Les causes étant connues, le remède l'est aussi. À tendance structurelle, réponse structurelle ! Réformer les prélèvements sociaux suppose de mener une réforme structurelle, s'articulant autour de deux axes. Il est nécessaire d'agir, d'une part, sur le niveau des prélèvements sociaux et, d'autre part, sur leur structure.
En premier lieu, il est possible de diminuer le niveau des prélèvements sociaux sans porter atteinte à la qualité du système de protection sociale, d'abord en menant une véritable réforme médicalisée de notre système de soins.
La réforme de l'assurance-maladie de 2004, celle qui devait être la « der des ders », a totalement laissé de côté tout le secteur hospitalier, pourtant responsable de 50 % des dépenses de santé, et n'a comporté que des mesures purement comptables dans le domaine de la médecine de ville. Dans ces conditions, il n'est pas étonnant que le déficit prévu pour 2007 soit encore de 4 milliards d'euros, alors que l'équilibre devait être atteint cette année-là.
La réforme de fond de la branche santé reste donc encore à faire. Grâce à la fongibilité des enveloppes ambulatoires et hospitalières, à la mise en place d'une véritable régionalisation globale du système de santé, à la rationalisation des achats hospitaliers ou au développement de manière très volontariste des médicaments génériques, d'importantes économies ont pu être réalisées à court terme. À plus long terme, beaucoup est attendu de l'informatisation du système de santé. Je ne peux que vous renvoyer, messieurs les ministres, à mon rapport sur ce sujet.

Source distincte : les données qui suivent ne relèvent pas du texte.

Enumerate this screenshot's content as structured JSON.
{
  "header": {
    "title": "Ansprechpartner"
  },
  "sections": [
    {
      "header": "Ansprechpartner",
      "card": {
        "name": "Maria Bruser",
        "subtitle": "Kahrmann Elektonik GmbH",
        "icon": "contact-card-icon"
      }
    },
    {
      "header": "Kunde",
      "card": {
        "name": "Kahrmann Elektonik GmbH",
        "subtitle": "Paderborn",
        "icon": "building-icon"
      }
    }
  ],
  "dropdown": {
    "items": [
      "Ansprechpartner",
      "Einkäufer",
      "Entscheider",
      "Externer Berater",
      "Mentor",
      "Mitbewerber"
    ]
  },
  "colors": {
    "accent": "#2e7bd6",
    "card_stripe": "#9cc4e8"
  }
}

Ensuite, l'apurement des dettes de l'État à l'égard de la sécurité sociale pourrait permettre de diminuer le niveau des prélèvements sociaux. Or cette question est loin d'être réglée, comme cela a été rappelé à plusieurs reprises. Certes, le projet de loi de finances pour 2007 comporte des mesures destinées à améliorer les comptes sociaux pour un montant de 1, 3 milliard d'euros, mais il ne faut pas oublier que l'État doit encore plus de 5 milliards d'euros - ce chiffre n'a pas encore été contesté - à l'ensemble des régimes obligatoires de sécurité sociale. Et cette dette pourrait s'alourdir en 2006 si l'État, comme le laisse présager le projet de loi de financement de la sécurité sociale pour 2007, continue de ne pas compenser intégralement les allégements de charges sociales consenties dans le cadre de la politique de l'emploi.
En second lieu, il est nécessaire de repenser la structuration des prélèvements sociaux, et ce de trois manières.
D'abord, comme le souligne Philippe Marini dans son rapport, encore une fois, la décomposition entre cotisations salariales et cotisations patronales n'a pas de signification économique. La seule chose qui compte, c'est l'importance du coin fiscalo-social, qui fait que la valeur ajoutée produite par l'entreprise n'est pas partagée seulement entre les salaires et les bénéfices. Il est important de réduire ce coin afin que le financement de la protection sociale pèse le moins possible sur le travail, l'alourdissement des charges sociales pénalisant l'augmentation des salaires, comme nous le constatons aujourd'hui.
Ensuite, le maquis des impôts et taxes affectés au financement de la protection sociale doit être défriché, et ce d'autant plus qu'ils représenteront 28 % des ressources du régime général en 2007, contre 3 % en 1978. Le monde des impôts et taxes affectés est d'une complexité effrayante : CSG, taxes sur les tabacs, les alcools, les médicaments, contribution sociale de solidarité des sociétés. Ils sont de plus en plus nombreux, comme le montre l'effrayant graphique du rapport de Philippe Marini, et leur affectation n'a rien de transparent.